Engineer Infrastructure & Reshape a City 2

Posted Friday, October 27, 2017 at 11:13 AM

"Using smart technology, engineers are helping shape cities through small projects with big impacts."

Engineer Infrastructure & Reshape a City 2

PostedFriday, October 27, 2017 at 11:34 AM

Kate Gramling
Kate Gramling
Engineer Infrastructure & Reshape a City 2

Engineers are constantly creating and improving technology that impacts our lives - even though it is not always easy to predict the impacts.  Like a pebble tossed in a pond, a technology created for one purpose can send ripples through other areas of society.  One example of this is how smart phones have led to changes in urban planning.
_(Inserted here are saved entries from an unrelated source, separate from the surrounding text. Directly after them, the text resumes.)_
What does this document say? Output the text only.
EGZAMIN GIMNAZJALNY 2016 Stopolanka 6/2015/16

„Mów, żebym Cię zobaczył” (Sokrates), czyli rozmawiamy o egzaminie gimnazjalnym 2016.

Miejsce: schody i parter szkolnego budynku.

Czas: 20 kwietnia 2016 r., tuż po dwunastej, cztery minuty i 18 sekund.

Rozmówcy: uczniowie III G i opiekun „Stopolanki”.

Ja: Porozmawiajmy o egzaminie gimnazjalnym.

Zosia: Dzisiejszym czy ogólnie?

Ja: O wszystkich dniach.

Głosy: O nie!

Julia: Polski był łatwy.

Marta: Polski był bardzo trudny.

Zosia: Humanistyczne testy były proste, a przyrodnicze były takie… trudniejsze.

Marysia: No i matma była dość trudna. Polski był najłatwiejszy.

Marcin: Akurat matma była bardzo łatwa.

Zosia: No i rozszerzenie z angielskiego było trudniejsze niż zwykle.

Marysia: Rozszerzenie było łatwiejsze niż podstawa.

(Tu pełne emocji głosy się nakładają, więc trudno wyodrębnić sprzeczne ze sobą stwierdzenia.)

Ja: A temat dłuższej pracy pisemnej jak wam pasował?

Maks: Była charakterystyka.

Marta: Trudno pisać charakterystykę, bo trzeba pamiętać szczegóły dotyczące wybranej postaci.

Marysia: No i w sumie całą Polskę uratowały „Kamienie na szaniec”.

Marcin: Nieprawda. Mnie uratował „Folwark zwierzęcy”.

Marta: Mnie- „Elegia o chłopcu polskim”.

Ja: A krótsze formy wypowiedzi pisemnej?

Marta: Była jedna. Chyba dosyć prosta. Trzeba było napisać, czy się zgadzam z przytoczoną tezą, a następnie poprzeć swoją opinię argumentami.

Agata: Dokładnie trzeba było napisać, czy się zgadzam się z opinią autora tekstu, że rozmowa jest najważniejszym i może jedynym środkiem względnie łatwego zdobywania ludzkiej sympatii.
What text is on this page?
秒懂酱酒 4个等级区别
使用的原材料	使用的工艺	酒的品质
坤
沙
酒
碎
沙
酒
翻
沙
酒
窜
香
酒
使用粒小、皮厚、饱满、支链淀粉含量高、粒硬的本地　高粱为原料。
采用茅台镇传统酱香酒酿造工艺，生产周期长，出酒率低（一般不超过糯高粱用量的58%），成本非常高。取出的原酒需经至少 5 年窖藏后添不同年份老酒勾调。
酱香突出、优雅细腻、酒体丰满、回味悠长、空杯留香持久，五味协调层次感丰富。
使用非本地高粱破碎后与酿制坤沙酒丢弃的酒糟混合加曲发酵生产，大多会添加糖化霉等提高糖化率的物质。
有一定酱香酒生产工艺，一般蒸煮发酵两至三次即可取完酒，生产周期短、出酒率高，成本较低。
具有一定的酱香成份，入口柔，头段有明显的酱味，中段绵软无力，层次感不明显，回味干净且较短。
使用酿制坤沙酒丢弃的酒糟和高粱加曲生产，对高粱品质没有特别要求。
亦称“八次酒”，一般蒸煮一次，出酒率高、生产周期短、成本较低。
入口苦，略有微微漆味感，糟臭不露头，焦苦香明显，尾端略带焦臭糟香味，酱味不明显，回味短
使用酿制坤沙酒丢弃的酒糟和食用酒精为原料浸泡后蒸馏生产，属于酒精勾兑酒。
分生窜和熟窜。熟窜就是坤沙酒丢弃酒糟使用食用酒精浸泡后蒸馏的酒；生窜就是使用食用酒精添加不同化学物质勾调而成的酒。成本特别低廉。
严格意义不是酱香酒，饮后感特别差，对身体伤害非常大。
Smart phones have begun to revolutionize travel, in many ways. Mapping apps literally tell us how to get from point A to point B - and how long the trip should take. Game and productivity apps make riding more enjoyable and practical than driving in many situations, and ride-sharing apps let us coordinate travel so that fewer people even need to drive.

This creates opportunities for engineers and city planners to begin tackling one of the most inefficient - and annoying - uses of space in modern cities and towns: parking. 

A 2011 study estimated that there are roughly a billion parking spaces in the United States - about 4 spaces for every car in the country. If you put them all together, they would cover more area than the state of Connecticut. That’s a lot of paved land that just sits empty a lot of the time.

The search for parking is a major contributor to travel time and emissions. Studies have estimated that 30-60% of the cars in downtown areas are actually just circling in search of a parking space. This pumps CO2 into the air and can lead to driver frustration and accidents. It’s not just downtown either - think of the grocery story on Friday afternoon or the mall right before Christmas.

Trends in car use spurred by engineering achievements, such as the development of ride-sharing services and self-driving cars - along with people choosing more environmentally friendly modes of travel, have many cities rethinking parking policies. And engineering is helping to make that happen, too.

San Francisco wanted to reduce congestion downtown and in several other areas of the city. So planners worked with engineers to pilot a system of variable pricing for parking. This relied on special meters that could automatically adjust rates depending on demand. The goal was to price parking in such a way that there would always be one or two empty spots on congested streets. The electronically connected meters also helped drivers find parking spots via signs, a 511-phone service, and the Internet. The SFPark project was very successful, with significant drops in circling and emissions in the pilot areas.  Many other cities are now considering similar projects.

In Ventura County, California, city planners wanted to start charging drivers to park in what were previously free spots. To overcome complaints by local merchants and residents, engineers found a way to make smart meters link to and broadcast the city’s wi-fi network. This set-up free wi-fi for everyone in the area. And by charging for parking, traffic congestion went down and the overall neighborhood become attractive.

Since many infrastructure projects are large construction efforts, it is easy to lose sight of how engineers working with city planners can adapt smart technology to reshape a city one street at a time.

How might new technology change travel and parking in your community?